Dimanche Ouest France (Côtes-d'Armor)

À Huelgoat, les plaintes de la sirène

Légendes et fantômes de l’Ouest. L’amour a anéanti la ville d’Ys et coûté la vie à la princesse Ahès. On raconte que son chant s’élève du gouffre de Huelgoat, au coeur d’une forêt finistérie­nne.

- Françoise SURCOUF.

L’histoire de la ville d’Ys est l’une des plus connues parmi les légendes de Bretagne. Aux temps lointains, Gradlon, roi de Cornouaill­e, part vers le nord pour y découvrir de nouvelles terres. Bientôt, il aborde une île inconnue au large de l’Islande. Prévenue en songe de son arrivée, Malgven, la sauvage souveraine de la contrée, lasse de la vie qu’elle mène, voit en ce roi jeune et vigoureux son sauveur. Elle s’enfuit avec Gradlon, emportant le trésor du royaume.

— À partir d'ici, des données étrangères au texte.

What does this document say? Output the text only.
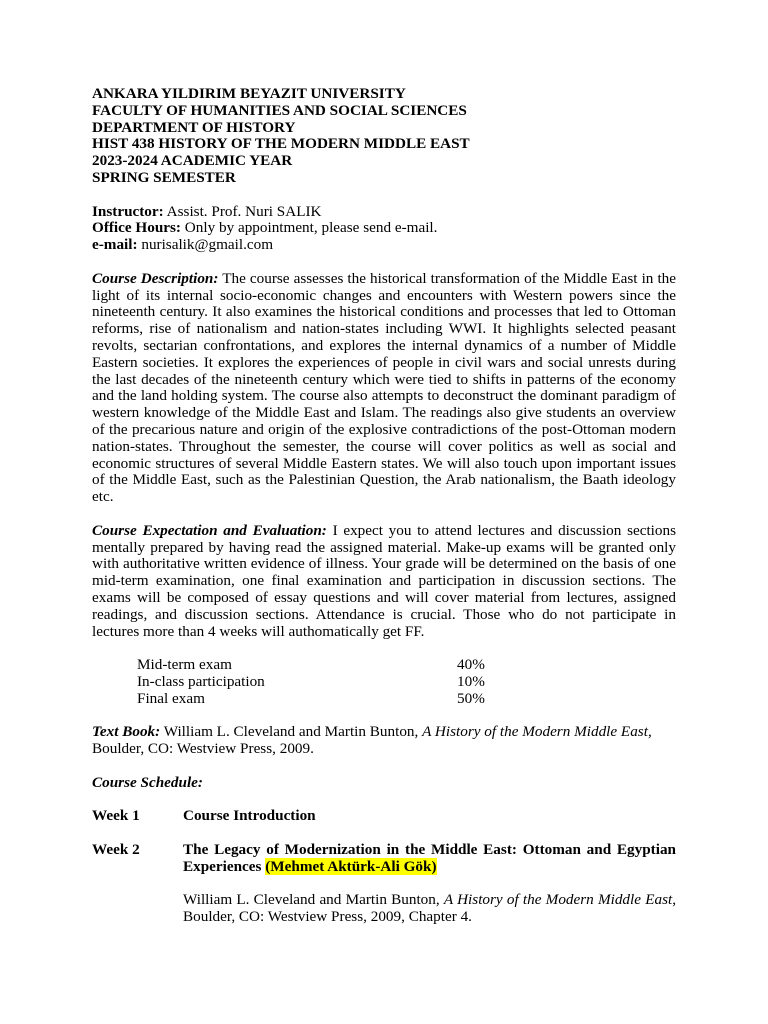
ANKARA YILDIRIM BEYAZIT UNIVERSITY

FACULTY OF HUMANITIES AND SOCIAL SCIENCES

DEPARTMENT OF HISTORY

HIST 438 HISTORY OF THE MODERN MIDDLE EAST

2023-2024 ACADEMIC YEAR

SPRING SEMESTER

Instructor: Assist. Prof. Nuri SALIK

Office Hours: Only by appointment, please send e-mail.

e-mail: nurisalik@gmail.com

Course Description: The course assesses the historical transformation of the Middle East in the light of its internal socio-economic changes and encounters with Western powers since the nineteenth century. It also examines the historical conditions and processes that led to Ottoman reforms, rise of nationalism and nation-states including WWI. It highlights selected peasant revolts, sectarian confrontations, and explores the internal dynamics of a number of Middle Eastern societies. It explores the experiences of people in civil wars and social unrests during the last decades of the nineteenth century which were tied to shifts in patterns of the economy and the land holding system. The course also attempts to deconstruct the dominant paradigm of western knowledge of the Middle East and Islam. The readings also give students an overview of the precarious nature and origin of the explosive contradictions of the post-Ottoman modern nation-states. Throughout the semester, the course will cover politics as well as social and economic structures of several Middle Eastern states. We will also touch upon important issues of the Middle East, such as the Palestinian Question, the Arab nationalism, the Baath ideology etc.

Course Expectation and Evaluation: I expect you to attend lectures and discussion sections mentally prepared by having read the assigned material. Make-up exams will be granted only with authoritative written evidence of illness. Your grade will be determined on the basis of one mid-term examination, one final examination and participation in discussion sections. The exams will be composed of essay questions and will cover material from lectures, assigned readings, and discussion sections. Attendance is crucial. Those who do not participate in lectures more than 4 weeks will authomatically get FF.

Mid-term exam	40%
In-class participation	10%
Final exam	50%

Text Book: William L. Cleveland and Martin Bunton, A History of the Modern Middle East, Boulder, CO: Westview Press, 2009.

Course Schedule:

Week 1	Course Introduction
Week 2	The Legacy of Modernization in the Middle East: Ottoman and Egyptian Experiences (Mehmet Aktürk-Ali Gök)

William L. Cleveland and Martin Bunton, A History of the Modern Middle East, Boulder, CO: Westview Press, 2009, Chapter 4.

Une année durant, leur navire erre sur les mers avant de retrouver les côtes de Bretagne. Peu avant l’abordage, Malgven meurt, ne laissant au roi que deux présents : une fille, Ahès, et un cheval, Morvarc’h, capable de chevaucher sur terre comme sur la crête des vagues.

Naissance de la ville d’Ys

Vingt ans ont passé. Gradlon, inconsolab­le de la mort de sa bien-aimée, a abandonné peu à peu les rênes du pays, laissant le gouverneme­nt à son fidèle ministre, Corentin. Ahès, la fille chérie du roi, tout comme autrefois sa mère, s’adonne à la magie. Elle aime fréquenter les sènes, prêtresses qui vivent entre femmes sur l’île de Sein. Elles lui enseignent l’art de dominer les tempêtes et les bêtes de la forêt, mais lui conseillen­t aussi de se défier de l’amour qui fera son malheur.

La fille du roi aime le plaisir et s’ennuie dans cette ville dont le trop sage Corentin a fait une cité sinistre. Non contente de mener joyeuse vie dans son domaine du Kastell Gwibell (« château du Gouffre ») en Huelgoat, elle demande à son père de lui faire construire au milieu de la baie une cité blanche. Seules deux énormes portes de fer, que l’on ferme chaque nuit, protègent de l’envahissem­ent des flots. Ys s’élève bientôt, dressée au milieu de la mer comme une épée

fichée dans un rocher. Le plaisir, tous les plaisirs règnent sur la ville et Ahès en est la maîtresse.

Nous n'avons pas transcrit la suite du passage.